Le terme encaustique vient du grec egkaiein Εγκαίειν : faire brûler, graver au feu, brûler intérieurement du feu du désir.
Procédé
Le procédé, dit « peinture à l'encaustique », consistait à mettre sur des plaques métalliques chauffées des pains de cire mélangée à des pigments de différentes couleurs ; puis d'étaler avec un pinceau la cire prélevée sur l'une de ces plaques. Cela servait à la fois à la décoration, mais probablement aussi à la protection.
Historique
Antiquité
Icône à l'encaustique, VI siècle, Monastère Sainte-Catherine du Sinaï.
L'utilisation de la peinture à la cire remonte, pour ce que nous en savons, aux portraits du Fayoum, datés du I au V siècle en Égypte). Ces œuvres et des peintures, intactes, sur des sarcophage prouvent, par leur persistance, la résistance de ce type de travail au temps.

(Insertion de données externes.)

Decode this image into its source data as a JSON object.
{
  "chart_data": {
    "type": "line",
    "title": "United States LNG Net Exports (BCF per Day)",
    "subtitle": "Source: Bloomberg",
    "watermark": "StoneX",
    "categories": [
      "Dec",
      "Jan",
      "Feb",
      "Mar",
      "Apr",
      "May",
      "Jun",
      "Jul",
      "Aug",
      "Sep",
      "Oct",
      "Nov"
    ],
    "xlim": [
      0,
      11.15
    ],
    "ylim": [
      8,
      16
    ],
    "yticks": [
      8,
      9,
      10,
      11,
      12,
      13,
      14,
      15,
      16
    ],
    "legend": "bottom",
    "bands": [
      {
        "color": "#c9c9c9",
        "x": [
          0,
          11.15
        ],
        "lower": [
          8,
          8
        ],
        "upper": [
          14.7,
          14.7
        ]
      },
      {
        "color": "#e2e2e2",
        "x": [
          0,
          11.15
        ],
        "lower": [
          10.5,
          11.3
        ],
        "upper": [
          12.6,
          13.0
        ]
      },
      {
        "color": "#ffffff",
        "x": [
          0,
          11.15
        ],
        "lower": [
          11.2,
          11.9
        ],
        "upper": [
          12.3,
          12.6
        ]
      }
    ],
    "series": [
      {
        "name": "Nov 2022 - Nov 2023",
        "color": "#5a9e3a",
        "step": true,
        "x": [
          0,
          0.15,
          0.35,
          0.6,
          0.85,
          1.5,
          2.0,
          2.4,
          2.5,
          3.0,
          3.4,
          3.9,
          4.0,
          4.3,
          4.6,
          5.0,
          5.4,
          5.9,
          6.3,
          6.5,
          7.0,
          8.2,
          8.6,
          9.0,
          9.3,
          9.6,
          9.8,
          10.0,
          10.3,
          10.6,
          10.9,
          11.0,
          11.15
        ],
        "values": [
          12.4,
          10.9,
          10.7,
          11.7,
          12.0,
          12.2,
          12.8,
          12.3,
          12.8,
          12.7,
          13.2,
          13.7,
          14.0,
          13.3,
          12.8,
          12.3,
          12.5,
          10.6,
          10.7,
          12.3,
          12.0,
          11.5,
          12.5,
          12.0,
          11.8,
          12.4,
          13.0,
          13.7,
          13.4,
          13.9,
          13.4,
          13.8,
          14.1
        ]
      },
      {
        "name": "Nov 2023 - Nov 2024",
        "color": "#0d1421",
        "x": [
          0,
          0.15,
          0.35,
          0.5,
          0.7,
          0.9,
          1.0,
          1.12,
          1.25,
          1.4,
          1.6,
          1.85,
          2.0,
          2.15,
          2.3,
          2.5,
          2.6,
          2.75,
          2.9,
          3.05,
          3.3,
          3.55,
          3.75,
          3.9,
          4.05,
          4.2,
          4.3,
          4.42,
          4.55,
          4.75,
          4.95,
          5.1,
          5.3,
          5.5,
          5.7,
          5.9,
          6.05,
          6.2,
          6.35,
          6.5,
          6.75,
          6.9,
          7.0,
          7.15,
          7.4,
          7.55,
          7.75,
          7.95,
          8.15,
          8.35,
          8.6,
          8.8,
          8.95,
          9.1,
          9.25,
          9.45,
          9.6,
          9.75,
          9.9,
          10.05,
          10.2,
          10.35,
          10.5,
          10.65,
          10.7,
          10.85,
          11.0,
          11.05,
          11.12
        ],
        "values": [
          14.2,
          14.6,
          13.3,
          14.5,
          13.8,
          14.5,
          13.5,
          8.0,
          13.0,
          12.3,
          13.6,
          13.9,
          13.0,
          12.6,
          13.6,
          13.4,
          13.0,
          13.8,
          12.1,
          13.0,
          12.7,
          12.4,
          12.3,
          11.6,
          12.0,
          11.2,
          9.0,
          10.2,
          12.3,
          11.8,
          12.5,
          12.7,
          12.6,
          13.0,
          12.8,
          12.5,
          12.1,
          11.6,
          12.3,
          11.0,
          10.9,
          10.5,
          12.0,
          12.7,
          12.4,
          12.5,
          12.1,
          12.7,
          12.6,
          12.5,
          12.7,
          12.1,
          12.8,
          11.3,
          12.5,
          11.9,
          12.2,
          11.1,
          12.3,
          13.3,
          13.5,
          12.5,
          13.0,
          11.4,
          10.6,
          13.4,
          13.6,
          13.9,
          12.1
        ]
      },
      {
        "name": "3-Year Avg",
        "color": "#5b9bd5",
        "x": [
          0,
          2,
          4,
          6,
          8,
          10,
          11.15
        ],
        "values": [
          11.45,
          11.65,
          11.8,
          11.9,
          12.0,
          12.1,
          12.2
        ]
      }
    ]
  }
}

Dans le livre XXXV - consacré à la peinture - de son Histoire naturelle, Pline en parle sous les noms de cire (cera) ou d'encaustique (encaustica) : au chapitre XLIX, il se dit incapable d'attribuer l'origine de la technique à quiconque, mais la certifie plus ancienne que Lysippe ou qu'Apelle. Au chapitre XLI, il explique que l'on employa d'abord la cire sur ivoire repoussée au pointeau, puis que l'on découvrit le moyen de l'utiliser avec un pinceau, après l'avoir liquéfiée en la chauffant ; ce procédé permettant, toujours selon Pline, de peindre les navires de manière que la couleur résiste au soleil, au sel et au vent. Dans le livre XXXIII, il explique que pour protéger de la décoloration par la lumière une peinture au cinabre, on l'enduit au pinceau d'une couche de cire fondue préalablement mélangée à de l'huile, que l'on réchauffe ensuite jusqu'à la faire suer, et qu'on lisse enfin à la bougie et au chiffon.
Dans un des chapitres du livre XXI, il détaille la fabrication de la cire considérée comme la meilleure de toutes, la cire de Carthage (cera punica), utilisée tant par les artistes que les apothicaires : la cire d'abeille - jaune - est mise à bouillir avec de l'eau puisée en haute mer et additionnée de salpêtre, à la suite de quoi l'on refroidit le tout et l'on récupère en surface la partie la plus blanche. Cette «fleur» de cire est de nouveau mise à bouillir dans de l'eau de mer, le même procédé s'apparentant à une saponification est répété trois fois ou plus, jusqu'à ce que la cire soit on ne peut plus blanche. On y incorpore ensuite divers pigments pour la colorer, cendre de papyrus (charta) pour le noir, orcanète des teinturiers (anchusa) pour le rouge, etc.
La peinture à l'encaustique est un procédé qui semble avoir été mis au point par un peintre grec du IV siècle av. J.-C. du nom de Lysippe ; celui-ci appose sur ses tableaux le mot egkaen, c'est-à-dire « brûlé ».
Pline l'attribue aussi au plus ancien peintre connu, à savoir Polygnote (490-426), et à ses contemporains Nicanor et Arcésilas, l'un et l'autre artistes de Paros.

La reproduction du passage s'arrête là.